EL ESTADO INUTIL
En Político.pe el 26 11 2016
Se fugó Nadine Heredia a Suiza y las autoridades no pudieron evitarlo. La
justicia aparece burlada y los jerarcas del poder se exhiben impotentes ante la
viveza de quienes conocen sus fallas desde dentro. Todo esto aparece como la
cereza en la torta de la impunidad. La gente critica la inacción, la
incapacidad y hasta la corrupción que permite a quienes medran del Estado seguir
haciéndolo a vista y paciencia de todos. Muy grave porque la autoridad eficiente
y necesaria no viene del discurso o de los papeles más o menos destrabados sino
de la moral y el respeto a los principios y a las normas de la convivencia.
Si el Estado no puede garantizar el fundamental derecho a la vida, como
está sucediendo con el progreso de la criminalidad en las calles, no se
justifica. Si no puede castigar a quienes incumplen sus leyes tampoco. El
Estado es un ente cuya abstracción pugna por su supervivencia pero basada en
realidades. Para ello necesita de aquellos sobre los que impera.

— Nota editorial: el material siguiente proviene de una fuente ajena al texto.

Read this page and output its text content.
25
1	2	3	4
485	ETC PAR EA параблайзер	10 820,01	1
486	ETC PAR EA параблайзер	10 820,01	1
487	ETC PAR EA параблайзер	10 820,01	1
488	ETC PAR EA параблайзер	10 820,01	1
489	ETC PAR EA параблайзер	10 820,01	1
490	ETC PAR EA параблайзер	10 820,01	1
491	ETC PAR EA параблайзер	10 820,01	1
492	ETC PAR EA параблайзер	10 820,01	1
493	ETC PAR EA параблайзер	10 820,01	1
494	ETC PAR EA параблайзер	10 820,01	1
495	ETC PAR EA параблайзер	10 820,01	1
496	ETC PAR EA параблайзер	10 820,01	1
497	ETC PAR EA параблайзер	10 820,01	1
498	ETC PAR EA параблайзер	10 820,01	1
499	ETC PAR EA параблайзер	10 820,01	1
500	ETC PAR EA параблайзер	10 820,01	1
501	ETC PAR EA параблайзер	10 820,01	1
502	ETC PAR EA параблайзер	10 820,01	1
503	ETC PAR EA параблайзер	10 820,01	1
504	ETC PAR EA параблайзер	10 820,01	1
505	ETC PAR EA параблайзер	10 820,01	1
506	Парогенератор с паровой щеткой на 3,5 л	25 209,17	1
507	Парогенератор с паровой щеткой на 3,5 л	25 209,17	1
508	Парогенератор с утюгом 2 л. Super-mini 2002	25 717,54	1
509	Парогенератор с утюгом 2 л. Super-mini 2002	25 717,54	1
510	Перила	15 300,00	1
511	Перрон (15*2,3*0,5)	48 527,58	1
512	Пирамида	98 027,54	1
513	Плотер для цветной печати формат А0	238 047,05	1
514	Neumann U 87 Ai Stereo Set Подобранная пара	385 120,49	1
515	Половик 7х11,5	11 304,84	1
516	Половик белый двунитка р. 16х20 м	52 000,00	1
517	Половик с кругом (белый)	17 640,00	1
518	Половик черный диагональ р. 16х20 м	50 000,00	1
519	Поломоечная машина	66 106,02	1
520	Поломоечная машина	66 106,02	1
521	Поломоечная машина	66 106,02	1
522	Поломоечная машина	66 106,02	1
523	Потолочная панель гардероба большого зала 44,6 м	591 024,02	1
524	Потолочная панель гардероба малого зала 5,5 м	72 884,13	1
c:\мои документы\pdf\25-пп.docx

Toda abulia es
falta de voluntad, de decisión, una enfermedad institucional que solo se
explica por motivos mayores que malamente pueden ser los del dinero que compra
voluntades para superponerse a todo principio de bien común.
Lo grave es cuando la percepción de que el Estado es inútil se extiende y
generaliza. De que no sirve a los intereses de la sociedad, que no justifica la
inversión económica que vía impuestos hacemos en él, ni la subordinación
política que deja en los elegidos las decisiones que nos afectan. Todo esto
puede culminar en el anarquismo que según el caso sirve para dar como para
quitar a los interesados privilegiando sus propios fines.
Como no podemos renunciar al Estado ni signar la disidencia, nos toca
fortalecerlo. Se impone una revolución moral. El bien común solo está bien
servido cuando el balance de la suma del
servicio para todos es positivo. El Estado se determina y se concreta por sus
fines. Lo primero el cumplimiento a la ley igual para todos, sin privilegios escandalosos,
es un deber del ciudadano y del hombre moral. Sin ello no podemos hablar de
Estado de Derecho.
Nos sentimos incluidos en este Estado no tanto por imposición como por
convencimiento. Nadie quiere alinearse con lo salvaje y con lo hostil, con todo
aquello que desde las catacumbas debe quedar fuera de la ciudad.
Pero tampoco se trata de un juego de apariencias que legitime lo que no
existe. El discurso estatal debe convencernos del beneficio de actuar conforme
a ley, nunca al margen o fuera de ella como sucede con la informalidad o con el
crimen. Lo esencial es la autoridad moral de quienes nos dicen lo que debemos
hacer.
Lo primero, ninguna jerarquía puede desdeñar el factor ético que la explica
y justifica. Lo segundo no hay lugar a privilegios lesivos a los intereses
comunes. Ni incoherencias ni inconsistencias. Menos aún apariencias de realidad
o falsos discursos que disuenan con lo que estamos viendo y viviendo.